Quella di questa domenica è la storia di un uomo ucciso due volte dopo che, miracolosamente, era riuscito a sfuggire una volta al tragico destino.
Una volta è stato ammazzato dallo Stato, che, addirittura, lo riteneva un corrotto, una spia, un venduto alla criminalità organizzata palermitana solo perché si era salvato quando a morire era stato un (altro) cadavere eccellente.
Poi da quella stessa criminalità, alias Cosa Nostra, con cui invece aveva un conto aperto che si sarebbe potuto chiudere soltanto in quella barbara maniera.
Morto ammazzato. Il 14 gennaio 1988, mentre si trovava davanti al negozio di giocattoli gestito dalla moglie nel quartiere Arenella, nel capoluogo siciliano. Aveva 36 anni lui, Natale Mondo, crivellato di colpi come tanti altri prima e dopo di lui.
Era un poliziotto. Un servitore dello Stato, che poi non ci ha pensato due volte a voltargli le spalle. Vigliaccamente.
Si arruola in Polizia nel 1972 prestando servizio dapprima nella città di Roma e successivamente a Siracusa e Trapani.
Ed è qui che arriva un incontro che gli svolta la vita: conosce il vicequestore aggiunto Ninni Cassarà con cui lavorerà fianco a fianco per ben sette anni, diventandone anche autista in un secondo momento. Ed è proprio Cassarà a volerlo anche a Palermo, dove nel frattempo è andato per dirigere la squadra mobile.
È il 1982. Per i successivi tre difficilissimi anni si occupa prevalentemente di indagini sulle cosche mafiose.
Arriva l’estate 1985, caldissima e non per colpa delle temperature. Salvatore Riina e compagni continuano a fare a pezzi, con kalashnikov e altre armi, i rappresentanti delle istituzioni che cercano di contrastarli. Il 28 luglio è ammazzato Giuseppe Montana, poliziotto anche lui, mentre il 6 agosto tocca proprio a Cassarà fare la stessa atroce fine. Davanti alla moglie e insieme all’agente di scorta Roberto Antiochia.
Quella mattinata c’era anche lui. Ma si salva riparandosi dietro l’auto di servizio. Sopravvive, certo, ma inizia per lui un’altra pagina di vita.
La più terribile. Inaspettata. Kafkiana.
Succede, infatti, che sulla base di alcune dichiarazioni di un pentito, Natale Mondo è accusato di essere un corrotto e di aver fornito informazioni ai sicari mafiosi sugli spostamenti del vicequestore, nonché per traffico di stupefacenti. È arrestato, incarcerato e processato.
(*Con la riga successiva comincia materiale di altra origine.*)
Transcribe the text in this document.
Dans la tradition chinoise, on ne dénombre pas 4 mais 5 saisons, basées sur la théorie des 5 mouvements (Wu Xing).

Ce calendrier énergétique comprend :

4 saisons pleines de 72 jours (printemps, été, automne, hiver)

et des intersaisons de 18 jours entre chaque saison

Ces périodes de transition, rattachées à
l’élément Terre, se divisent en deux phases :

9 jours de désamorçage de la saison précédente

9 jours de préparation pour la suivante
Affronta così non soltanto il lutto per la perdita del suo superiore nonché amico fraterno Ninni Cassarà, ma la gogna mediatica a cui è esposto.
Soltanto grazie alla testimonianza della vedova Cassarà e di altri colleghi, si capisce che le accuse sono totalmente infondate e Mondo è rimesso in libertà e riabilitato come poliziotto. Era sì un infiltrato nelle cosche, ma per volere proprio del compagno di una vita e soprattutto, dopo tutto questo, è moralmente un uomo che cammina.
Dopo quella morale, arriva, puntuale, arriva la morte fisica, evitata tre anni prima.
Nel primo pomeriggio del 14 gennaio 1988, come detto.
Perché se lo Stato può dimenticare, Cosa Nostra non lo fa mai.